Tout arrive dans la vie, même une rencontre avec ce qui aurait dû rester caché, par exemple avec un porteur d'offrandes de la XVIIIe dynastie ou un nain attaché à la garde-robe du roi Pépi.
Des scribes se sont spécialisés dans la biographie des créatures en question. On les croise dans le Livre des deux chemins ou dans celui des Cavernes. On peut se laisser berner par les images les présentant comme des génies de la Douat ou des morts en transit. Elles sont plus faciles à identifier dans les syringes royales car elles ne s'apparentent à aucune représentation de la faune peuplant les territoires de L'Ailleurs.
Je ne veux pas vous raconter des choses qui font peur en devenant de minuscules mais tenaces inquiétudes liées à la fuite du temps ou au regret de n'avoir pas réussi à franchir certaines frontières.
On comprend mieux les choses qu'on n'a pas décortiquées à la manière d'un médecin légiste. On les laisse mûrir à l'intérieur d'un sarcophage et peu à peu elles se transforment en volutes et en spirales. Des galaxies tournent au fond des tombes même si le Ba du prince s'est envolé depuis des siècles.
Quand vous entrez dans une tombe égyptienne, adoptez un profil bas. Ce n'est pas un cabinet de curiosités mais le réceptacle de mystères enfouis mais bien vivants, à mi-chemin entre la poésie et la métaphysique.
Peu d'éléments importants subsistent dans la partie médiane. A la manière de l'Ouroboros, ce qui est au début se retrouve à la fin, dans un état de pureté proche de la perfection mise en scène lors d'un rituel.

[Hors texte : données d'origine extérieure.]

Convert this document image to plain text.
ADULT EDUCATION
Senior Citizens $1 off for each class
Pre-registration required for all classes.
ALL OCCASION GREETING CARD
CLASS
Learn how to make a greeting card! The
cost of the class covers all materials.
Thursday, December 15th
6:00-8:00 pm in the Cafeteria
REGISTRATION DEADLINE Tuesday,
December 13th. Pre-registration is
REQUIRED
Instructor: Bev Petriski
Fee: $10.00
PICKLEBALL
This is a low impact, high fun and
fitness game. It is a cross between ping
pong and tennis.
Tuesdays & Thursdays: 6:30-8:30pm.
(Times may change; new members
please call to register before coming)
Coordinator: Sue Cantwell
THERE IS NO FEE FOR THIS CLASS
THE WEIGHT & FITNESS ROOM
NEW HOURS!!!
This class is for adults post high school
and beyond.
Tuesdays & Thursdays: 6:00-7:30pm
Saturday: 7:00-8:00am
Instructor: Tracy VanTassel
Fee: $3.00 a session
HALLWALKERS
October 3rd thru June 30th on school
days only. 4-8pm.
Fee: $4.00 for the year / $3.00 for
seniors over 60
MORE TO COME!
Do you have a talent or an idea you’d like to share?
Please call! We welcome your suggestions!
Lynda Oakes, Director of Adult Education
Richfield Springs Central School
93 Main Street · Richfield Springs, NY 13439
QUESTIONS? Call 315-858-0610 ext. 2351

La tombe n'est rien d'autre que le lieu d'un rite rendant effective l'immortalité individuelle.
Les rites ne racontent pas une histoire qui ne serait jamais arrivée, ne parlent pas de gens qui n'auraient pas existé.
Un rite est plus efficace dans un lieu qui ne l'enferme pas mais lui permet d'investir tous les niveaux envisageables. Ce lieu participe au pouvoir de bouleversement du rite. A un moment donné, le lieu et le rite entrent en interaction et se fécondent mutuellement.
Une île déserte couronnée d'un volcan et dont les rives sont battues par les eaux du Noun reste le lieu idéal pour pratiquer un rituel.